Abstract

In certain North Sea fields, barium levels of 250 ppm in formation water can lead to downhole sulphate scale deposition. Conventional treatment involved a squeeze inhibitor deployed through an aqueous phase. However, a squeeze treatment of low water-cut wells in water-sensitive formations and/or those with poor well lifting ability may result in negative wettability effects, formation damage by water blocking, and temporary process upsets.

This paper describes the development of a new chemistry designed into an optimized squeeze package that has successfully mitigated formation damage and provided extended squeeze life time in the field. Significant permeability reductions were observed for both the Clashach formation and the reservoir during core flood tests when this new chemistry was applied in an aqueous package. The authors will discuss and identify the mechanisms of formation damage and its mitigation. Reformulation of the squeeze package focuses on the most cost-effective solution. A final reservoir core flood was conducted using a partially non-aqueous package consisting of a mutual solvent pre-flush stage prior to the injection of the main pill and aqueous overflush. The outcome of this treatment was very promising, as no permeability reduction was observed following the treatment and modeling of the squeeze life time yielded impressive predictions.

A squeeze treatment using this optimized package was deployed successfully in the field, where no process upset was observed and no emulsion breaker was required during start up. Increased oil production was noted after the treatment and extended squeeze life time (>180 days) was obtained with in excess of 650,000 m3 of water protected. The inhibitor return was still over the MIC (Minimum Inhibitor Concentration) when the well was re-squeezed using the same package. The authors discuss performance of the field trial and compare it with previous treatments.

Introduction

Appropriate squeeze chemical inhibitors typically are required to manage the potential of a downhole scale problem, in particular the risk and uncertainty of barium sulphate scale during seawater breakthrough. However, the injected chemicals may react physically or chemically react with both the formation and reservoir fluids, thus generating unfavourable wetting alteration and/or formation damage (Jordan et al. 1998; Graham et al. 1999, 2002a; Guan et al. 2003). The risks of formation damage following aqueous scale inhibitor squeeze treatments is a major concern in many reservoirs displaying some degree of water sensitivity (Wat et al, 1999; Collins et al, 1998 & 2000; Mackay et al, 2000). Formation damage normally is manifested by a decline in production following an aqueous-based treatment. Wettability changes and water blocking can worsen the situation dramatically, with formation damage caused by brine and/or chemicals preventing the oil from re-establishing continuity from the pore space to the wellbore. In addition, if new water pathways are established, an increase in postapplication water production may be observed. Moreover, in conventional aqueous squeeze treatments, if the treatment design has not been optimized up to 40% of the injected chemical can be returned during initial well flow back and clean up (Collins 1997a). Non-aqueous scale inhibitor packages are considered to have the capacity to overcome these issues by allowing oil continuity during treatment, while reportedly minimizing relative permeability changes that occur when conventional aqueous fluids are injected into the near-wellbore area (Guan et al. 2004a, 2004b, 2006; Shields et al. 2006, 2008; Graham et al, 2003).

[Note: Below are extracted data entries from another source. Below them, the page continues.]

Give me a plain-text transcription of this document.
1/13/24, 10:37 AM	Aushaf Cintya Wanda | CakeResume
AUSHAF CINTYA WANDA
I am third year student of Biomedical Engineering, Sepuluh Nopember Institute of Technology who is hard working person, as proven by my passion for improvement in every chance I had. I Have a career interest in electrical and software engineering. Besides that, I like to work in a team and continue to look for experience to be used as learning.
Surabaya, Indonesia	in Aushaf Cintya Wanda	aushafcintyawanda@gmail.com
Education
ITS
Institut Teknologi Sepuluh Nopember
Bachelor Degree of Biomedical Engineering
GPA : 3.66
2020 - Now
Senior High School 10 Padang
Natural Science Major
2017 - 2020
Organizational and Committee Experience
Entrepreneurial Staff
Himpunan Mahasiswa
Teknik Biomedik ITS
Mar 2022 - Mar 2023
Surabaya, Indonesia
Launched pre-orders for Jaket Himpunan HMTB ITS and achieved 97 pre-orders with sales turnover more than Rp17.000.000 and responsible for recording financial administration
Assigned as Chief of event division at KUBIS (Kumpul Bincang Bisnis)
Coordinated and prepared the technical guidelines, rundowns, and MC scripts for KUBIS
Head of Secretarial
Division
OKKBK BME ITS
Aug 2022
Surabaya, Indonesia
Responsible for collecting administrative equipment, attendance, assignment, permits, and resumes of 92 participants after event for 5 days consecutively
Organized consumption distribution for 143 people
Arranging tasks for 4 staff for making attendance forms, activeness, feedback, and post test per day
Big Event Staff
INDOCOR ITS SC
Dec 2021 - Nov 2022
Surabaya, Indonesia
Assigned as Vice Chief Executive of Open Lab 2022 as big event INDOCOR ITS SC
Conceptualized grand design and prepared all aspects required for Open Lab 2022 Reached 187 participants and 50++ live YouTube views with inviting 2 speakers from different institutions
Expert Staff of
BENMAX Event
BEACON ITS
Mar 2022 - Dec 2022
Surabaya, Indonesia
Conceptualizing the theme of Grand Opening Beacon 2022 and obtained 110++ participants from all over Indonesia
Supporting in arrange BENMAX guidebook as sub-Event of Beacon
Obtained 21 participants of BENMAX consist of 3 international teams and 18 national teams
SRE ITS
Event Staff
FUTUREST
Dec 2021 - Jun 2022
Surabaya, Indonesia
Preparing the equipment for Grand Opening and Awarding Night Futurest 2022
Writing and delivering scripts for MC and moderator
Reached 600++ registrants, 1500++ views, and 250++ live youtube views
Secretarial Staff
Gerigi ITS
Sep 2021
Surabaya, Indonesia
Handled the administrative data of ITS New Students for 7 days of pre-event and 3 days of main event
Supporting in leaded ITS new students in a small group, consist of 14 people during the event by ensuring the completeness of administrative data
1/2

Similar to conventional aqueous scale inhibitor squeeze packages, the use of a non-aqueous product is not recognized as equating to a wholly non-damaging treatment (Graham et al. 2002b, 2002c; Jordan et al. 2002). Damage mechanisms, such as in-situ precipitation, mineral damage, fine migration and pore throat blockage, that can arise from the aqueous treatment still exist. Another disadvantage of using hydrocarbon solvents is their heat capacity that tends to be lower than that of water, thereby reducing the near-well cooling effect that benefits inhibitor propagation and perhaps shortening squeeze life. Therefore, it is important to carefully evaluate the non-aqueous packages prior to any field application.